Auch auf französischer Seite war angesichts des besten WM-Ergebnisses niemand böse - höchstens Sonia Bompastor, die von Gegenspielerin Josefine Öqvist in der 68. Minute einen fiesen Tritt in den Unterleib erhalten hatte. Öqvist flog vom Platz, aber die eingewechselte Marie Hammarström entschied das Duell mit einem Traumtor in der 82. Minute dennoch für Schweden.

Die Mittelfeldspielerin nahm den Ball an der Strafraumgrenze perfekt an, legte ihn sich auf den linken Fuß und feuerte ihren Schuss in den Winkel. Die erste Führung der Schwedinnen durch Schelin (29.), Stürmerstar in Diensten des französischen Champions-League-Siegers Olympique Lyon, hatte Elodie Thomis (56.) vor 25.475 Zuschauern noch ausgeglichen.

„Es tut richtig weh“, ärgerte sich Frankreichs trauriger Trainer Bruno Bini. „Es wäre schön gewesen, bei dieser WM noch eine Medaille zu gewinnen.“

Beide Teams bei Olympia 2012

Beide Teams hatten sich bereits mit dem Einzug ins Halbfinale die Olympiatickets für London 2012 gesichert. Am Sonntag bestreiten Olympiasieger USA und Japan das Endspiel in Frankfurt/Main (20.45 Uhr/ARD).
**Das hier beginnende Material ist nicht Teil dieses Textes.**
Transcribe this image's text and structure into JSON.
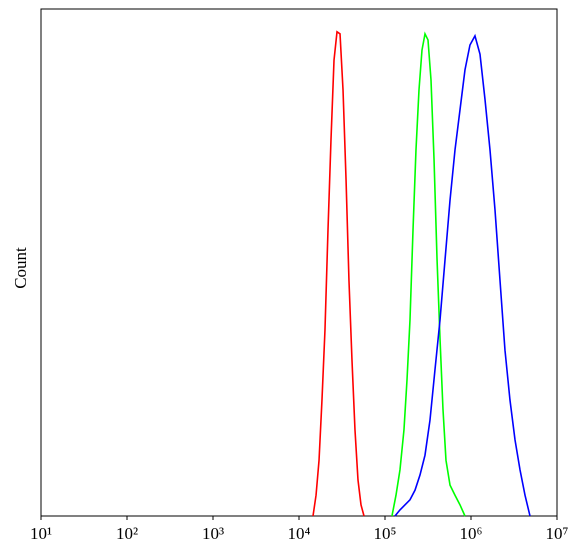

Schweden und Frankreich lieferten sich in einem ausgeglichenen Spiel einen offenen Schlagabtausch. Drei Tage nach der Halbfinal-Pleite gegen Japan (1:3) erwies sich bei den Schwedinnen, die erneut auf ihre etatmäßige Spielführerin Caroline Seger (Wadenverletzung) verzichten mussten, lange Zeit Schelin als stetiger Unruheherd.

Für die 27-Jährige war das Duell ein besonderes Spiel: Immerhin standen im Team des Weltranglisten-Siebten sieben ihrer Klubkolleginnen aus Lyon.

Kuss für die Schuhe

Nachdem gleich zu Beginn ein Abseitstor Schelins nicht anerkannt worden war (5.), schlug die 1,79 Meter große Stürmerin in der 29. Minute kaltschnäuzig zu. Nach einem herrlichen Pass von Innenverteidigerin Sara Larsson über 25 Meter spitzelte die antrittsschnelle Schelin den Ball vorbei an der herausstürzenden Keeperin Berangere Sapowicz ins Tor. Die Stürmerin zog nach ihrem zweiten Treffer bei dieser WM ihren pink-gelben Schuh aus und küsste ihn innig.

Sapowicz indes verletzte sich beim Gegentor so heftig am rechten Sprunggelenk, dass sie ausgewechselt werden musste. Überhaupt hatten die Französinnen, die Trainer Bruno Bini im Vergleich zum Halbfinal-Aus gegen die USA (1:3) auf drei Positionen verändert hatte, Verletzungspech. Auch die technisch starke Antreiberin Louisa Necib musste bereits nach gut einer halben Stunde mit einer Knieblessur ausgewechselt werden.

„Les Bleues“ ließen sich davon aber nicht schocken und drängten auf den Ausgleich. Vor allem Elise Bussaglia sorgte mit ihren Weitschüssen für Gefahr. In der 36. Minute traf die Mittelfeldspielerin von Paris St. Germain nur den rechten Pfosten.

Nach dem Wechsel forcierte Frankreich spürbar den Druck und setzte die Abwehr der „Damlandslaget“ um die Frankfurter Bundesligaspielerin Sara Thunebro unter Druck - nicht zuletzt dank der quirligen Necib-Vertreterin Thomis. Bezeichnend, dass der Angreiferin aus Lyon mit einem Schuss aus 15 Metern der verdiente Ausgleich gelang.

Öqvist hätte kurz darauf für die Vorentscheidung sorgen können. Doch der Schuss von Schwedens Angreiferin landete am Pfosten (64.). Nach der Roten Karte gegen Öqvist machte Frankreich zu wenig aus seiner Überzahl.